One-Liner
for f in *; do [ -f "$f" ] && mv "$f" "$(stat -f '%Sm' -t '%Y%m%dT%H%M%S' "$f")_$f"; done
For each file in the current directory, this retrieves the last modified date using stat and renames the file by prepending a prefix in the format YYYYMMDDTHHmmSS_.
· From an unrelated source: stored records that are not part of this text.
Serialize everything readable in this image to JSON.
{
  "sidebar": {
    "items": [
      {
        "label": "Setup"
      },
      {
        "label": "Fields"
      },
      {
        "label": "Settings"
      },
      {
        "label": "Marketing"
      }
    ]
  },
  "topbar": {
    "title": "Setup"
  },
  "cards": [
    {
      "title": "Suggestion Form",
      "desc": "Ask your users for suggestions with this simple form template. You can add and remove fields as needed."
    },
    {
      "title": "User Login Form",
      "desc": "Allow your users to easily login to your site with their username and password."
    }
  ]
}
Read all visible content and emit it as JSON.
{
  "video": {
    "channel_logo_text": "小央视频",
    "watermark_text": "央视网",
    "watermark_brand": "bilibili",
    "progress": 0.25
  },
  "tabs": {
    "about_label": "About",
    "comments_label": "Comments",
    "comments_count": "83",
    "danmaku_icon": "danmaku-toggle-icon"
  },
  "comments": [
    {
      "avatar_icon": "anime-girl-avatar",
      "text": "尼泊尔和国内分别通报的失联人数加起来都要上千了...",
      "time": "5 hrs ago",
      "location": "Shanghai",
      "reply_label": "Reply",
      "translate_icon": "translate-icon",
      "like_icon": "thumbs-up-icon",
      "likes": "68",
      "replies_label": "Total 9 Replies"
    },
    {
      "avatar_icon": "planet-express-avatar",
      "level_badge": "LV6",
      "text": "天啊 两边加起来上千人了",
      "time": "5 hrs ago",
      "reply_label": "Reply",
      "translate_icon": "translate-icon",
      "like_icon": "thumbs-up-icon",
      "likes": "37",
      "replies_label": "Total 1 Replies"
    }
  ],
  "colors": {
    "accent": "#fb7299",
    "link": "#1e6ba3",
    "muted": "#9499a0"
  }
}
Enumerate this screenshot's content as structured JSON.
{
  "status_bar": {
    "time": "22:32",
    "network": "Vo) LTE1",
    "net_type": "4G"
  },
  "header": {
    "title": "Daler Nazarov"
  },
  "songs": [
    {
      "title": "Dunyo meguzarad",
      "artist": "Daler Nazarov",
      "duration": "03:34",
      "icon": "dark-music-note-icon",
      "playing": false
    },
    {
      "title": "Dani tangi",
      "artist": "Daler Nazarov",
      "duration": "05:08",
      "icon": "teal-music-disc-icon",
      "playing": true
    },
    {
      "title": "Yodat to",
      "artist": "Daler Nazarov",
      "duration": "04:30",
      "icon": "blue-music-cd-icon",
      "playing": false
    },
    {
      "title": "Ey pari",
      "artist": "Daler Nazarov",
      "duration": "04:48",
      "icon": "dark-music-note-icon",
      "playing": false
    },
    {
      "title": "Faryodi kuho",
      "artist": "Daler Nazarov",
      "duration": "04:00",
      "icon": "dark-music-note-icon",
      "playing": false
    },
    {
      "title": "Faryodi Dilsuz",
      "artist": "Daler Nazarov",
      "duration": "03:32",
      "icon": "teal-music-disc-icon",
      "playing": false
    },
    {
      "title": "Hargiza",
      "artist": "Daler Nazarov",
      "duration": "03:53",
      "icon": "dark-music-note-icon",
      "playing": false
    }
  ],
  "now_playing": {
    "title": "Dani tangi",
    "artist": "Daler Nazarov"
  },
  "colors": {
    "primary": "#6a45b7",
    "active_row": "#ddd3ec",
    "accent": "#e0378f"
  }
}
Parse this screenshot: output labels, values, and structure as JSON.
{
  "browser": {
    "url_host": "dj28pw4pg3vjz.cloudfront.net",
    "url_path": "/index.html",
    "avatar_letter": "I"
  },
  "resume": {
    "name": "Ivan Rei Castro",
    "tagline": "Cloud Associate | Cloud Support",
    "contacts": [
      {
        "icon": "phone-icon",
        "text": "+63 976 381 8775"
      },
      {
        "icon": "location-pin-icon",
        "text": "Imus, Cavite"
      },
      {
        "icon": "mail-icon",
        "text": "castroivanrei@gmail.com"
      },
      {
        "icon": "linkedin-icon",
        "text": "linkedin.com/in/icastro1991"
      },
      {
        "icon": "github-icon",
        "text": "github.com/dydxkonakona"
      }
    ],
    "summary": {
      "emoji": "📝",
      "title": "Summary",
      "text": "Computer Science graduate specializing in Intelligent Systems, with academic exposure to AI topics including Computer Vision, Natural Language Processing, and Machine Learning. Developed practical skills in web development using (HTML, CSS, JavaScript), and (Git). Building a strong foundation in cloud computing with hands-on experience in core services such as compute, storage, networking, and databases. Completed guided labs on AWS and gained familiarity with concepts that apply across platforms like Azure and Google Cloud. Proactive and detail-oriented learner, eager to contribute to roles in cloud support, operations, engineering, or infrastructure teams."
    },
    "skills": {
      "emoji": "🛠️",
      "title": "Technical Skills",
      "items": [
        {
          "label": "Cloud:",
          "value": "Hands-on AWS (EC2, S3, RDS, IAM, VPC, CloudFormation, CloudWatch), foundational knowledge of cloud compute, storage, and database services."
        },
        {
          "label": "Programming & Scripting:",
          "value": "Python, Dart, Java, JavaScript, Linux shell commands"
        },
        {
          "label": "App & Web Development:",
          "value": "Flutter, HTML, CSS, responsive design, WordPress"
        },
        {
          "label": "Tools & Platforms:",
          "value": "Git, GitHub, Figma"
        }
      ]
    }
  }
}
On Linux, the stat options differ.
for f in *; do [ -f "$f" ] && mv "$f" "$(stat -c '%Y' "$f" | xargs -I{} date -d @{} '+%Y%m%dT%H%M%S')_$f"; done
Example
$ ls
bar.md baz.md foo.md
$ for f in *; do [ -f "$f" ] && mv "$f" "$(stat -f '%Sm' -t '%Y%m%dT%H%M%S' "$f")_$f"; done
$ ls
20260218T143012_bar.md 20260220T091530_baz.md 20260215T220845_foo.md
You can now tell at a glance which files are the most recent.
What I Used This For
The plan files that Claude Code’s Plan agent generates in .claude/plans/ use random UUIDs in their filenames and contain no information about when they were last modified. As plan files accumulate, it becomes impossible to tell which ones are the most recent. I solved this by batch-renaming them with the one-liner above.